JPMorgan Chase & Co is to take on the profitable job of overseeing Lyft Inc’s stock in the early hours of trading after the ride-hailing company goes public, people familiar with the matter said.
JPMorgan was one of three lead underwriters for an initial public offering (IPO) named in Lyft’s filing on Friday, alongside Credit Suisse Group AG and Jefferies Financial Group Inc.
Altogether, 29 banks were listed as participating in the offering.
The IPO stabilization agent, also known as syndicate trading manager, oversees the first-price setting and manages additional shares allotted to underwriters in a so-called greenshoe option.
It is a coveted role for banks because it also comes with the potential for more commissions on trades.
Lyft would not disclose proposed terms for its IPO, including whether it will include a greenshoe option, until a later filing.
Representatives for Lyft and JPMorgan declined to comment.
With its filing on Friday to the US Securities and Exchange Commission, Lyft pulled out in front of larger rival Uber Technologies Inc, which has filed confidentially for an IPO and is expected to follow Lyft in going public this year.
Uber has lined up Morgan Stanley to lead its IPO and Goldman Sachs Group Inc is expected to play a role, people familiar with the matter have said.
Lyft is targeting a public valuation of US$20 billion to US$25 billion for its offering based on its fast-pace growth and despite mounting losses, a person familiar with the matter has said.
Its listing will likely be eclipsed by Uber’s.
Bankers seeking to handle Uber’s offering told the company it could be valued at as much as US$120 billion, people familiar with the matter have said.
Lyft’s public roadshow in which underwriters pitch the IPO to potential investors is expected to begin the week of Monday next week, a person familiar with the matter has said.
While Lyft’s revenue doubled to US$2.2 billion last year from 2017, it lost US$991 million, according to its filing.
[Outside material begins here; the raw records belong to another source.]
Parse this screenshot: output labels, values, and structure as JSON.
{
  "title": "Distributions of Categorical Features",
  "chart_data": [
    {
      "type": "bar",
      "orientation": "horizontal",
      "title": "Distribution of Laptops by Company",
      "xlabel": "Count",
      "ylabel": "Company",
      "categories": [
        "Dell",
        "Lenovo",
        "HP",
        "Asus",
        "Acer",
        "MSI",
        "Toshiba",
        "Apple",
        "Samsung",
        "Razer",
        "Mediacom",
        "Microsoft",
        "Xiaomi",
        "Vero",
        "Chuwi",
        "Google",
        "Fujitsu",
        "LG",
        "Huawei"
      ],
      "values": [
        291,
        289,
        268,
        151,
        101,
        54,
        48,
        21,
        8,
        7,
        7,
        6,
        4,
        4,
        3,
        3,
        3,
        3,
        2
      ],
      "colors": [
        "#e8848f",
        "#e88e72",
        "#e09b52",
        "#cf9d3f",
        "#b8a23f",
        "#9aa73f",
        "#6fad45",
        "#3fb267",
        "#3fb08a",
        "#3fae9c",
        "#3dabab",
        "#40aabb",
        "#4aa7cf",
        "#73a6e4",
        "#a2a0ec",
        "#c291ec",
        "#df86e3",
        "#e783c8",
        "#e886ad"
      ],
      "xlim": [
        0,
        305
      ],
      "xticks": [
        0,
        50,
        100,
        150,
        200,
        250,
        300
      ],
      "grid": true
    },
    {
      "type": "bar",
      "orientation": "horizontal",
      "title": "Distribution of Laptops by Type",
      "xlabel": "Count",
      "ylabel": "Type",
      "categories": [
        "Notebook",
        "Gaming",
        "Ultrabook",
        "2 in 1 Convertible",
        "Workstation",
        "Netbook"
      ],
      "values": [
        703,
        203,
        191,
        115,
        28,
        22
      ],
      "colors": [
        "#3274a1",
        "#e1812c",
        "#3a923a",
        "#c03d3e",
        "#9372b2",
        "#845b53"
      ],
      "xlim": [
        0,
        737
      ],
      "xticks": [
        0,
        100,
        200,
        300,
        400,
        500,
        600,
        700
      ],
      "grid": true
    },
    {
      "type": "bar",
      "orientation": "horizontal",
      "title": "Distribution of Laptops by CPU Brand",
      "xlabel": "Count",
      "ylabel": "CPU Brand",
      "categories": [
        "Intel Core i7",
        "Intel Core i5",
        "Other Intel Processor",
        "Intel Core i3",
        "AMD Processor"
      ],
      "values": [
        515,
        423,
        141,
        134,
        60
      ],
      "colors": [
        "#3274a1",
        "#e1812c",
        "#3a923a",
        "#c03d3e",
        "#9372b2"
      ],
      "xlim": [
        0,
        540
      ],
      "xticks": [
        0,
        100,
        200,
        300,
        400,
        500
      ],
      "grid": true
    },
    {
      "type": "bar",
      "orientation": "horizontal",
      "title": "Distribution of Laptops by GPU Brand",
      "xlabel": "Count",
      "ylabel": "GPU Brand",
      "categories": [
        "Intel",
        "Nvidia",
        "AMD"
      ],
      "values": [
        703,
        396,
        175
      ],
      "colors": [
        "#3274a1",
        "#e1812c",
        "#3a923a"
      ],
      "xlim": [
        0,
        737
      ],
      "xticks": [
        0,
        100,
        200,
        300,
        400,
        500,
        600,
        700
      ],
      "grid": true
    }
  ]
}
Its losses would be among the largest-ever for a first-time public company.
One looming question is whether Fidelity Investments Inc, which owns a 7.7 percent stake in Lyft, intends to buy, sell or hold shares in the IPO.
In its prospectus on Friday, Lyft’s founders pitched investors on a company that would “redesign our cities around people, not cars.”
That is despite running a business that generates almost all of its revenue through car-based ride-hailing.
Lyft’s two founders are together expected to take near-majority voting control of the company’s shares as part of the IPO.
The company plans to introduce a sunset provision so that voting power will eventually expire, said one of the people familiar with JPMorgan’s role, all of whom asked not to be identified because the matter was not public.